The tag system covers everything else. Is this relationship sexual? Is it romantic? Is it a Relationship? (I’m using capital-R Relationship to mean the ‘we’re in a relationship’ kind of relationship, wherein this is how the people involved see it and think of it). Is there a legal bond involved? A biological connection? A financial connection? D/s? Is one person in authority over the other? Do they have shared responsibilities? Etc.

This allows me to answer the earlier questions. A queerplatonic relationship is distinguished from a close friendship by the ‘+Relationship’ tag. The thing Zack wants in books is relationships that are high up on both axes, but do not have ‘Relationship’ ‘romantic’ or ‘sexual’ tags (in other words, are –Relationship, -romantic, and –sexual).

It also allows me to talk about some other things I want to talk about. For instance, I’ve been struggling for a while on how to define ‘significant other’. This gives me a definition – ‘significant other’, to me, is the intersection of ‘very emotionally important’ and +Relationship. Likewise, I now have a definition for what ‘primary‘ means to me – it is the intersection of either-or-both ‘very emotionally important’ and ‘very large role in life’, and +Relationship.

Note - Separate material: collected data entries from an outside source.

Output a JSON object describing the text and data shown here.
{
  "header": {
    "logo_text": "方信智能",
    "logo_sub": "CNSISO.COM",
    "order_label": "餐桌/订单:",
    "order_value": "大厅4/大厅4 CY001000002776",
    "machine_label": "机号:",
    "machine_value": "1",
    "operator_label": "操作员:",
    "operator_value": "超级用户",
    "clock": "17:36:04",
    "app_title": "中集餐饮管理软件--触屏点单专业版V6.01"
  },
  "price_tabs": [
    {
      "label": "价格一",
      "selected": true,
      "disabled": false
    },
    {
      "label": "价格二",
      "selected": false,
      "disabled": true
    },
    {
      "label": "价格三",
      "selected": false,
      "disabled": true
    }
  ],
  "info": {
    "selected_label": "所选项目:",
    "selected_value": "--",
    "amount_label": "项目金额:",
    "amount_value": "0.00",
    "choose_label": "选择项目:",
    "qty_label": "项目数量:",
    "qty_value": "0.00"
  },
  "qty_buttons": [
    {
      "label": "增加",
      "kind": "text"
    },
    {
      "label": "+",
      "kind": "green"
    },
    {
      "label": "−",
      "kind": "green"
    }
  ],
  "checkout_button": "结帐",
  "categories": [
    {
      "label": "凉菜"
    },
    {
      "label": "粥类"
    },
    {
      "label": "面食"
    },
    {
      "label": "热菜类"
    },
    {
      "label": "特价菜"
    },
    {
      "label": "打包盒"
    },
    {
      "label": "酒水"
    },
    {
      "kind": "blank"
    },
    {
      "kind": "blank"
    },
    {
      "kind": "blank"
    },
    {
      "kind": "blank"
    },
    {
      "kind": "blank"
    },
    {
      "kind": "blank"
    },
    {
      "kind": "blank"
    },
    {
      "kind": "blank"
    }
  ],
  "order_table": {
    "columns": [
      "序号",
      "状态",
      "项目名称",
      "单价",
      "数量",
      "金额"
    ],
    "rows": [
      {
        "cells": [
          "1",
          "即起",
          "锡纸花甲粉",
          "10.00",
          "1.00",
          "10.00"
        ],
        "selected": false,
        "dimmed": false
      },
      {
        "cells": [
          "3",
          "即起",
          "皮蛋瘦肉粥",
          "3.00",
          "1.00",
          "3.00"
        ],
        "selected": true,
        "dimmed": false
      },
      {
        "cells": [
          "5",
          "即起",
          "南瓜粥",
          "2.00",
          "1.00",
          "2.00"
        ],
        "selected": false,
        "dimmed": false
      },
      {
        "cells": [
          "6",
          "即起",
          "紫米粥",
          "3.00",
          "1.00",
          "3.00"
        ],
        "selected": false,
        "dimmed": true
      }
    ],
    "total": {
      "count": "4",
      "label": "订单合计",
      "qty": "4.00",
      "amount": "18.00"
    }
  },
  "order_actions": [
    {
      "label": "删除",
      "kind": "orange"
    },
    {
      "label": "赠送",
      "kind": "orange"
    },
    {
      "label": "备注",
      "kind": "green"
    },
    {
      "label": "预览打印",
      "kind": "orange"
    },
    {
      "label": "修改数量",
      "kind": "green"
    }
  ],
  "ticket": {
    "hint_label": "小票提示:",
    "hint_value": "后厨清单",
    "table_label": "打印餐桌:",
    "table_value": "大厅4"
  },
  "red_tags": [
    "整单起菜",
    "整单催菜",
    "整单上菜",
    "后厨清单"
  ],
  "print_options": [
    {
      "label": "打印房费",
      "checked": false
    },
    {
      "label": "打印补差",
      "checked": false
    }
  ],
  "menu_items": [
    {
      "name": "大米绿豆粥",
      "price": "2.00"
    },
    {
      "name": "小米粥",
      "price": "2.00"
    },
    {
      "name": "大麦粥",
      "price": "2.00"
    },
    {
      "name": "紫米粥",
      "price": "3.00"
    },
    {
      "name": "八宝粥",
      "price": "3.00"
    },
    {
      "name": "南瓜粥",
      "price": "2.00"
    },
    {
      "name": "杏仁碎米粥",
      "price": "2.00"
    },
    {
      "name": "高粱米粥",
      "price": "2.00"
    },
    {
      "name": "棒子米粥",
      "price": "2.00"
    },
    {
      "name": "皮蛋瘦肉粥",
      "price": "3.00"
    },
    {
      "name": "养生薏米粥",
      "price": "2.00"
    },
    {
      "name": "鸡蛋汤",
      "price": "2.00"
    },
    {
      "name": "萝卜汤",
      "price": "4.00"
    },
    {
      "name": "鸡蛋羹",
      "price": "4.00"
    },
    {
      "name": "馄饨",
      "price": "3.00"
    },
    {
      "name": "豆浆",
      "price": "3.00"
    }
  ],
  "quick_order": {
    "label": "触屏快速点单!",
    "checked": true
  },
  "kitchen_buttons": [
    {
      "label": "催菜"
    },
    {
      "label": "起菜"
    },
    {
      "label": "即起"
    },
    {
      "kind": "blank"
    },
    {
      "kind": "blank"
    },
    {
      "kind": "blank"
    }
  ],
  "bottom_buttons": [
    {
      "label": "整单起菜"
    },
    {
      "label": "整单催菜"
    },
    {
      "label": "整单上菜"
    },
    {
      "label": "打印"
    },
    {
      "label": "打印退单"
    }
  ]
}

So, a life partner can be a primary partner without being emotionally important (as, say, for a sociopathic villain), and a significant other can be a primary partner without having the largest role-in-life (as, say, in a long-distance relationship).

Meanwhile, when I talk about culturally conceptualized ‘idealized monogamy’, I mean that in our culture it is considered the right way to do things to have a relationship that’s in the top right corner of the graph (very emotionally important and very large role in your life), that is +Relationship, +romantic, +sexual, and preferably +married, and additionally that no other relationships in your life should be that far in that corner, or have those tags.

So – possibly more adjustments to this system as I do more thinking, but meanwhile, this is what I have.

Primary

{reposted from my kink blog here}

So, I’m reading some polyamory writings, including a bunch of definitions, which led me to a thought on the multiple things that people mean when they use the word ‘primary’ for a partner. Here are three that I’ve encountered (note that they are not mutually exclusive, and a lot of people use ‘primary’ to mean more than one of them at the same time):

  • Some people use ‘primary’ to mean what I use ‘significant-other relationship’ for. So, a centrally important intimate relationship wherein all the partners have such feelings and have agreed that they have such a relationship status.
  • Some people, for instance here, use ‘primary’ to mean ‘building a life together’ and such. I would probably use ‘life partners’ for this.
  • Some people use ‘primary’ to mean people with whom you set rules about each other’s other relationships. I don’t have another word for this, but I think it would be good to have one, because it’s a very particular thing that it’s important to be able to talk about. Until I get a better word, I’m going to be using the term ‘bounds-primary’.

Personally, I don’t use the word primary much myself. If someone asked me if I had a primary/ies, I would say yes, meaning my significant others. I think being life partners with someone, for me, would necessarily also mean being significant others with them. And I don’t have a third-type primary/bounds-primary at all, and don’t really forsee having one, because I have a different relationship philosophy from the one that concept is part of.